If photographers do make the time to work on publication, it is often relegated to quarterly cram sessions or during the off season in the winter.  These marathon submission sessions can lead to stress and burn out and after hours of staring at your own work you can easily get sick of it and start doubting that any of it is any good in the first place.  You wish that there was a method to make submitting each wedding as you edit easy, but you just don’t have the time.

There are so many blogs and publications out there and I don’t know where to start.

For the sake of research  I went ahead and Googled “Wedding Inspiration Blogs” and in 0.33 seconds received back…36,900,000 hits.

When you are looking for a place to submit that can be a little overwhelming.  Photographers look at the near 40 million results and hit instant decision paralysis and information overload.

Oh.My.God.

How do I even start to narrow this down?  I don’t even know where to start.

Our brains don’t like confrontation, so when they come upon a situation where there are such an overwhelming number of options to choose from and no clear path, your brain is probably going to try to convince you that it will be so much easier to just go sit on the couch and forget you ever had this silly idea in the first place.

I’m not sure that my images are good enough.

This objection can be a big one for newer photographers.  We tend to spend a lot of time early in our career looking to others for  inspiration and guidance.

Don’t get me wrong, I love perusing Pinterest for photography inspiration.  Occasionally I will even see an image and spent some time reverse engineering the image to determine how the photographer arrived at that outcome.  This can be a great way to spark some creativity, but too much time spent comparing ourselves to others inevitably leads to self-doubt.

When you are submitting a wedding for publication you are essentially putting yourself out there to be weighed and measured by the world at large and that can be scary as hell.

Those images that you were in love with last week suddenly seem to dull a little bit in your eyes.  You start to doubt if that session theme that seemed so groundbreaking when you were deep in the creative process really has the chops to stand up to the work of others.

Fear of rejection in a biggie and we all face it at one time or another.

Once bitten, twice shy.

Other photographers had no problem submitting their weddings for publication – the first time.

They were so excited to send in their submission to their publication of choice and could practically see their wedding on that coveted inspiration blog each night when they closed their eyes.

A week went by.

Maybe 10 days, and then they received…the refusal letter.  You can always tell when someone is shooting you down because the first line that shows in the preview of your mail client is always so nice.  Then you read on to the part where they politely inform you that your event is not a good match for their readers at this time.

Ah, the crushing weight of disappointment.  It can seem like the rejection is a reflection of you as a person or of your skills as a photographer.
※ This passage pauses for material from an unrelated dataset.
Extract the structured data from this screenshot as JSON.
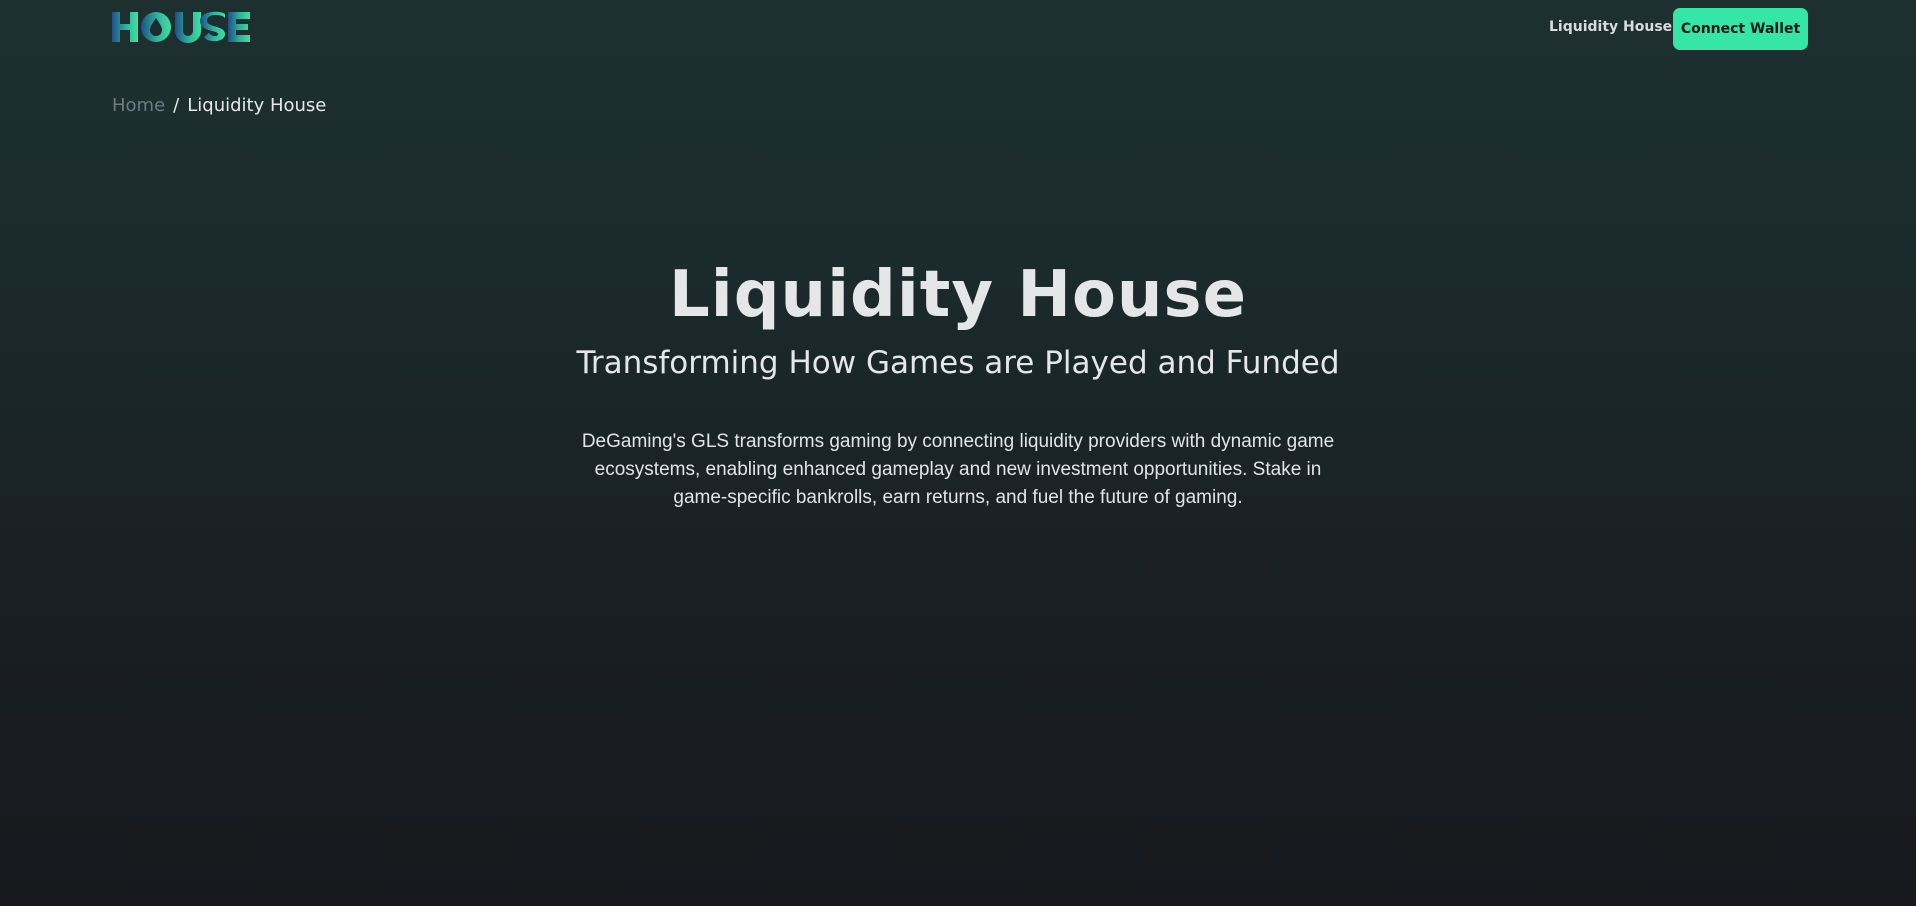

That first rejection can lead to self-doubt and hours of obsessing over each image and wondering why you weren’t selected.  Can’t they see how much time your client put into those mason jar centerpieces?  What do you mean the German Sheppard ring bearer is not a sure bet for inspiring swooning in their readers?  What are those people thinking?

All of the fears that we just discussed in the heading above seem to be realized.  How can you move past the rejection and move on?

Did any of those reasons sound like you?  Over the next few weeks I will be writing about how to combat those issues and increase your chances of publication.